Habituado estaba el doctor Tarfe a recoger estas confidencias, y hasta las provocaba, pues creía encontrar en ellas indicaciones convenientísimas al mejor ejercicio de su profesión. El conocimiento de la psiquis le auxiliaba para remediar lo corporal; o, por ventura, ese era el pretexto que se daba a sí mismo al satisfacer una curiosidad romántica. Allá en sus mocedades, Tarfe se había creído escritor, y ensayado con desgarbo el cuento, la novela y el artículo. Triple fracasado, restituido a su verdadera vocación, quedaba en él mucho de literatería, y afición a decir misteriosamente a los autores un poco menos desafortunados que él: «¡Yo sí que le puedo ofrecer a usted un bonito asunto nuevo! ¡Si usted supiese que cosas he oído, sentado en mi sillón, ante mi mesa de despacho!»

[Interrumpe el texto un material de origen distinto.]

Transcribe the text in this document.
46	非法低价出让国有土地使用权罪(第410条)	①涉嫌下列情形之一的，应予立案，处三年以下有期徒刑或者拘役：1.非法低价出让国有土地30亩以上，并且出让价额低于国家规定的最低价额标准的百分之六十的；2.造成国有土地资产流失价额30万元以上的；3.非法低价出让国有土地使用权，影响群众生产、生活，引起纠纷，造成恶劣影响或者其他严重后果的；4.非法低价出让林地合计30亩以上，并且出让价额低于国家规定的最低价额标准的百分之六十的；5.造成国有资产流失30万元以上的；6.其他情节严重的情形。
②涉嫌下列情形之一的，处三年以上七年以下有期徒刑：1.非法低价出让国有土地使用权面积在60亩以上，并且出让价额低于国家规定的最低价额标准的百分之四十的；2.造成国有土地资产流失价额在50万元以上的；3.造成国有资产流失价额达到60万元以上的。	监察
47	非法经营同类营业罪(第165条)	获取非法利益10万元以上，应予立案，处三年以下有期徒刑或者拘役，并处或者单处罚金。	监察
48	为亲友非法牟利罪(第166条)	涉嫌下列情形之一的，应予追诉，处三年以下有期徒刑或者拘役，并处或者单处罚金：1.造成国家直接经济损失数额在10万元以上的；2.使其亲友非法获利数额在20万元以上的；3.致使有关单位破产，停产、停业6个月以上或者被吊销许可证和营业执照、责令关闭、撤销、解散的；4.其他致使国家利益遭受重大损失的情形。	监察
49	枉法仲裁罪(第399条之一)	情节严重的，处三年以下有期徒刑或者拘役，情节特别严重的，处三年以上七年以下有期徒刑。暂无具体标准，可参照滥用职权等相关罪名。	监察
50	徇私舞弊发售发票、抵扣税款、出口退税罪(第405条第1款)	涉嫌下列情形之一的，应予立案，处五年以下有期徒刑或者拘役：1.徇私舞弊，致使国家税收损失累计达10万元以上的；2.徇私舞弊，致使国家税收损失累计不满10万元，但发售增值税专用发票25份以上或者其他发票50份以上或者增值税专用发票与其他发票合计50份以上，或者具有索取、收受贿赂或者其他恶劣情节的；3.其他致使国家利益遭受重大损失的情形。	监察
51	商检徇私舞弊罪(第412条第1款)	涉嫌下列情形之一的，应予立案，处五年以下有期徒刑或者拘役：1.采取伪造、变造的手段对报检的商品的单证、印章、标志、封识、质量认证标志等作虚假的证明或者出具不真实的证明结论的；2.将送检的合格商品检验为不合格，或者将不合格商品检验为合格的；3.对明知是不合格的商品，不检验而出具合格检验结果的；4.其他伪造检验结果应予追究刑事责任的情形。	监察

Días hay en que todo cuentista, el más facundo y más fácil, agradecería que le sugiriesen ese asunto nuevo y bonito. Las nueve décimas partes de las veces, o el asunto no vale un pitoche y pertenece a lo que el arte desdeña, o cae en nuestra fantasía sin abrir en ella surco. Tarfe me refirió, al salir de la Filarmónica y emprender un paseo a pie en dirección al Hipódromo, hacia la vivienda del doctor, cien bocetos de novela, quizá sugestivos, aunque no me lo pareciesen a mí. Una tarde muy larga, muy neblirrosada, de fin de primavera, me anunció algo «rarísimo». La expresión de cortés incredulidad de mi cara debió de picarle, porque exclamó, después de respirar gozosamente el aire embalsamado por la florescencia de las acacias:

-Estoy por no contárselo a usted.

Insistí, ya algo intrigado, y Tarfe, que rabiaba por colocar su historia, deteniéndose de trecho en trecho (costumbre de los que hablan apasionadamente), me enteró del caso.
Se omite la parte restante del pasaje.